Haley uległa Trumpowi
Superwtorek pokazał ostateczne zwycięstwo Trumpa nad jego jedyną pozostałą rywalką, byłą ambasador ONZ Nikki Haley. Pomimo zapowiedzi o walce tak długo, jak długo będzie miała szanse na wygraną, obecnie Haley nie ma już realnych szans na uzyskanie odpowiedniej liczby delegatów i otrzymanie nominacji Partii Republikańskiej. Donald Trump zdobył ponad 60 procent głosów aż w 12 stanach, a w Alabamie ponad 80 procent. Nie jest jeszcze pewne, ilu dokładnie delegatów udało się zdobyć Trumpowi (liczone są jeszcze głosy z Utah i Alaski), jednak jest już bardzo bliski zgromadzenia niezbędnych 1215 delegatów.
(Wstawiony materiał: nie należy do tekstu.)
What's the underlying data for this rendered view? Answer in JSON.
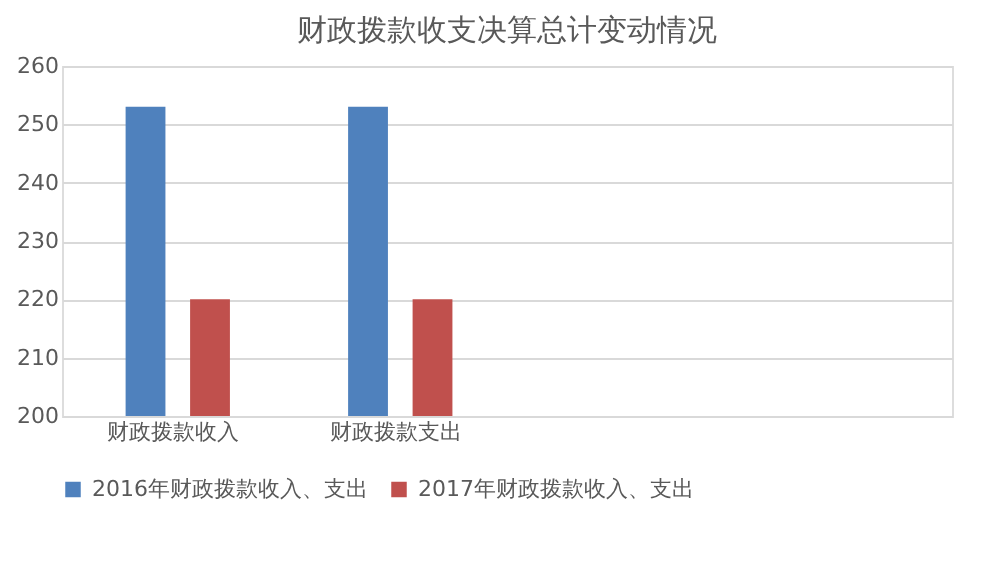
{
  "chart_data": {
    "type": "bar",
    "title": "财政拨款收支决算总计变动情况",
    "categories": [
      "财政拨款收入",
      "财政拨款支出",
      null,
      null
    ],
    "series": [
      {
        "name": "2016年财政拨款收入、支出",
        "color": "#4f81bd",
        "values": [
          253,
          253,
          null,
          null
        ]
      },
      {
        "name": "2017年财政拨款收入、支出",
        "color": "#c0504d",
        "values": [
          220,
          220,
          null,
          null
        ]
      }
    ],
    "ylim": [
      200,
      260
    ],
    "yticks": [
      200,
      210,
      220,
      230,
      240,
      250,
      260
    ],
    "grid": "y",
    "legend": "bottom"
  }
}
– Nadszedł czas aby zawiesić moją kampanie. Nie żałuje niczego – powiedziała Haley.
Opierając się na swoim doświadczeniu w polityce zagranicznej jako ambasadorka ONZ, Haley przez całą swoją kampanię mówiła, że Stany Zjednoczone muszą pomóc Ukrainie bronić się przed rosyjską agresją, co jest stanowiskiem sprzecznym z Trumpem. Nie stanowiła ona jednak poważnego zagrożenia dla Trumpa.
Brak poparcia Haley dla Trumpa może być jednak sygnałem dla części republikanów aby nie głosowali na Trumpa jako kandydata republikanów w wyborach w listopadzie, w których zmierzy się z obecnie urzędującym prezydentem Joe Bidenem.
Nikki Haley jest byłą gubernatorką stanu Karoliny Południowej oraz ambasadorką USA przy ONZ.